Did you know that IBM has a policy against naming hardware components after body parts? Memories are called arrays in IBM, for instance. I don’t know when this policy started, but I expect it was to prevent the same sort of fallacy Ada Augusta was guarding against.

Do you think intelligence is Turing computable? If not, why not?

Is this a new one squeezed in between NM and AZ?Where they think no one will notice :wink:

Didn’t Turing propose arguments for why this is not applicable in his initial paper? It’s a while since we did the philosophy behind it, but it was definitely either Searle or Turing who countered this argument.

Von Neumann showed how it was possible in a common Conway Game of Life (and easier in other Celluar Automata with different rules) to “build” AND, OR and XOR gates and “runners” (to simulate wires) and so forth, and how from that it, in theory, would be possible to do everything any computer could do - although a simulation of a full computer would be gigantic. I.e. there would be nothing different, in principle, of a Celluar Automata and an electric computer. A Celluar Automata can be done on a paper block. Would you consider such a one sentient? The idea seems absurd but would that not be the conclusion one would be force to assume?

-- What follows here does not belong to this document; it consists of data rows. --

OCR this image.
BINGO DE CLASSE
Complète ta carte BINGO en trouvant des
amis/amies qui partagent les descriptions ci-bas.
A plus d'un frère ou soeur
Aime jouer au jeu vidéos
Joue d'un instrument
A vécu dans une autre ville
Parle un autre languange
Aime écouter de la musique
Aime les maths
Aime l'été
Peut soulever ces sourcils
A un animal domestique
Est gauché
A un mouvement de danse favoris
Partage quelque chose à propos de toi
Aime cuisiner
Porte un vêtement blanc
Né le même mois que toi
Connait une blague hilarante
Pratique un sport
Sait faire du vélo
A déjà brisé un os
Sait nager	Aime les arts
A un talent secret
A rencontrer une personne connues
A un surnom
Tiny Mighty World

Yes absolutely. The paragraph immediately before the one I before quoted states:

This site contains the complete Ada Augusta Notes.
http://www.fourmilab.ch/babbage/sketch.html

I’m trying to make a distinction between intelligence and sentience or consciousness. I don’t know if intelligence is possible without sentience, but no longer think sentience is Turning computable (though I’m certainly not without doubt). I’ve come to this tentative conclusion not from any insights that will absolutely prevent it happen as much as a complete inability to see how it could be done, perhaps inspired by Searle’s Chinese Room gedanken experiment (Chinese Room Argument | Internet Encyclopedia of Philosophy) and similar thoughts - I just can’t see how this sense of self can ever be programmed. And there’s just no getting round that consciousness is something very odd that needs dealing with, and going by the if-it-walks-like-a-duck-and-talks-like-a-duck variety of the Turning Test just doesn’t cut it for me. I know of the Penrose bio-quantum theories (btw. is a quantum computer Turning compatible?) and the arguments that the consciousness would reside in the whole or the system or something equally diffuse and find them both unconvincing - and really, if you’re going to believe in a soul you might as well believe in a soul.

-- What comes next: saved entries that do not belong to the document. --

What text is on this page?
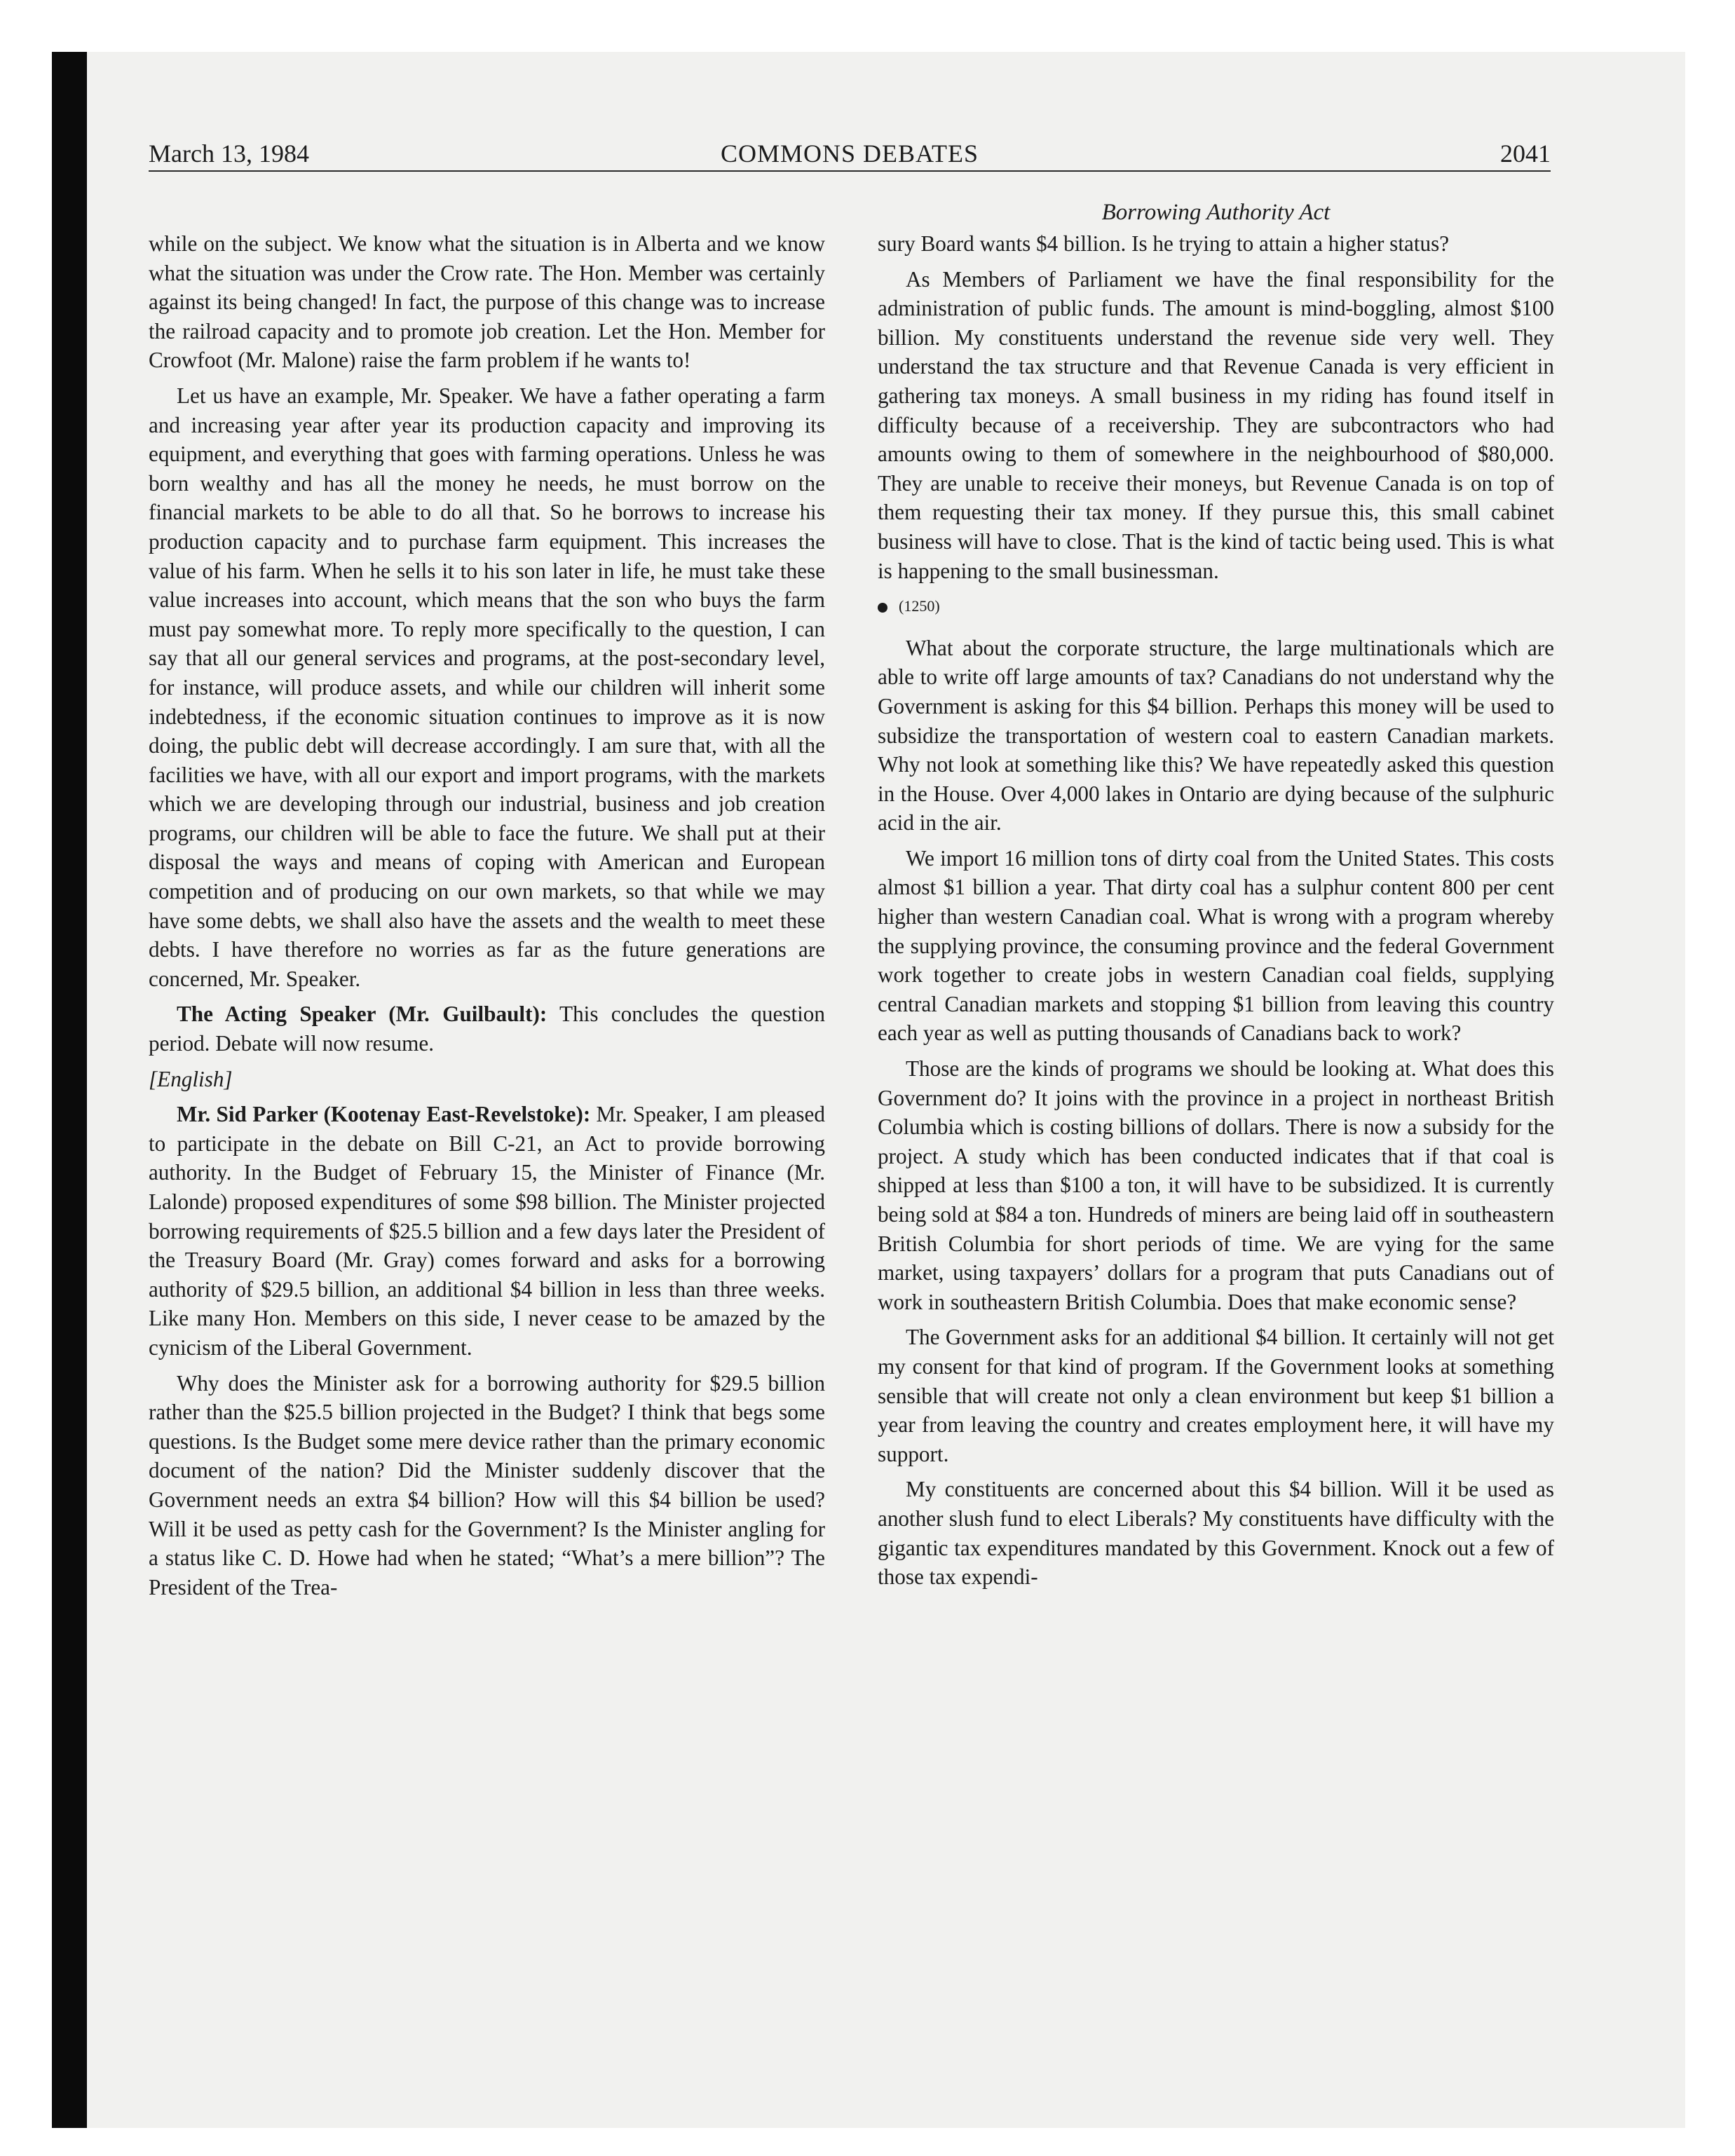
March 13, 1984	COMMONS DEBATES	2041
Borrowing Authority Act

while on the subject. We know what the situation is in Alberta and we know what the situation was under the Crow rate. The Hon. Member was certainly against its being changed! In fact, the purpose of this change was to increase the railroad capacity and to promote job creation. Let the Hon. Member for Crowfoot (Mr. Malone) raise the farm problem if he wants to!

Let us have an example, Mr. Speaker. We have a father operating a farm and increasing year after year its production capacity and improving its equipment, and everything that goes with farming operations. Unless he was born wealthy and has all the money he needs, he must borrow on the financial markets to be able to do all that. So he borrows to increase his production capacity and to purchase farm equipment. This increases the value of his farm. When he sells it to his son later in life, he must take these value increases into account, which means that the son who buys the farm must pay somewhat more. To reply more specifically to the question, I can say that all our general services and programs, at the post-secondary level, for instance, will produce assets, and while our children will inherit some indebtedness, if the economic situation continues to improve as it is now doing, the public debt will decrease accordingly. I am sure that, with all the facilities we have, with all our export and import programs, with the markets which we are developing through our industrial, business and job creation programs, our children will be able to face the future. We shall put at their disposal the ways and means of coping with American and European competition and of producing on our own markets, so that while we may have some debts, we shall also have the assets and the wealth to meet these debts. I have therefore no worries as far as the future generations are concerned, Mr. Speaker.

The Acting Speaker (Mr. Guilbault): This concludes the question period. Debate will now resume.

[English]

Mr. Sid Parker (Kootenay East-Revelstoke): Mr. Speaker, I am pleased to participate in the debate on Bill C-21, an Act to provide borrowing authority. In the Budget of February 15, the Minister of Finance (Mr. Lalonde) proposed expenditures of some $98 billion. The Minister projected borrowing requirements of $25.5 billion and a few days later the President of the Treasury Board (Mr. Gray) comes forward and asks for a borrowing authority of $29.5 billion, an additional $4 billion in less than three weeks. Like many Hon. Members on this side, I never cease to be amazed by the cynicism of the Liberal Government.

Why does the Minister ask for a borrowing authority for $29.5 billion rather than the $25.5 billion projected in the Budget? I think that begs some questions. Is the Budget some mere device rather than the primary economic document of the nation? Did the Minister suddenly discover that the Government needs an extra $4 billion? How will this $4 billion be used? Will it be used as petty cash for the Government? Is the Minister angling for a status like C. D. Howe had when he stated; “What’s a mere billion”? The President of the Trea-

sury Board wants $4 billion. Is he trying to attain a higher status?

As Members of Parliament we have the final responsibility for the administration of public funds. The amount is mind-boggling, almost $100 billion. My constituents understand the revenue side very well. They understand the tax structure and that Revenue Canada is very efficient in gathering tax moneys. A small business in my riding has found itself in difficulty because of a receivership. They are subcontractors who had amounts owing to them of somewhere in the neighbourhood of $80,000. They are unable to receive their moneys, but Revenue Canada is on top of them requesting their tax money. If they pursue this, this small cabinet business will have to close. That is the kind of tactic being used. This is what is happening to the small businessman.

(1250)

What about the corporate structure, the large multinationals which are able to write off large amounts of tax? Canadians do not understand why the Government is asking for this $4 billion. Perhaps this money will be used to subsidize the transportation of western coal to eastern Canadian markets. Why not look at something like this? We have repeatedly asked this question in the House. Over 4,000 lakes in Ontario are dying because of the sulphuric acid in the air.

We import 16 million tons of dirty coal from the United States. This costs almost $1 billion a year. That dirty coal has a sulphur content 800 per cent higher than western Canadian coal. What is wrong with a program whereby the supplying province, the consuming province and the federal Government work together to create jobs in western Canadian coal fields, supplying central Canadian markets and stopping $1 billion from leaving this country each year as well as putting thousands of Canadians back to work?

Those are the kinds of programs we should be looking at. What does this Government do? It joins with the province in a project in northeast British Columbia which is costing billions of dollars. There is now a subsidy for the project. A study which has been conducted indicates that if that coal is shipped at less than $100 a ton, it will have to be subsidized. It is currently being sold at $84 a ton. Hundreds of miners are being laid off in southeastern British Columbia for short periods of time. We are vying for the same market, using taxpayers’ dollars for a program that puts Canadians out of work in southeastern British Columbia. Does that make economic sense?

The Government asks for an additional $4 billion. It certainly will not get my consent for that kind of program. If the Government looks at something sensible that will create not only a clean environment but keep $1 billion a year from leaving the country and creates employment here, it will have my support.

My constituents are concerned about this $4 billion. Will it be used as another slush fund to elect Liberals? My constituents have difficulty with the gigantic tax expenditures mandated by this Government. Knock out a few of those tax expendi-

Also it seems to be un-provable. As Digital Stimulus said, functionalism seems to be the only possible proof, which I consider massively inadequate (Turning Test even moreso – I’ve known nerds that couldn’t pass the turning test on their life as well as people who were fooled by Eliza). Though this is not a problem only for computers as nobody is ever able to prove anybody else are conscious - for all I’ll ever know I may be the only sentinent being on earth.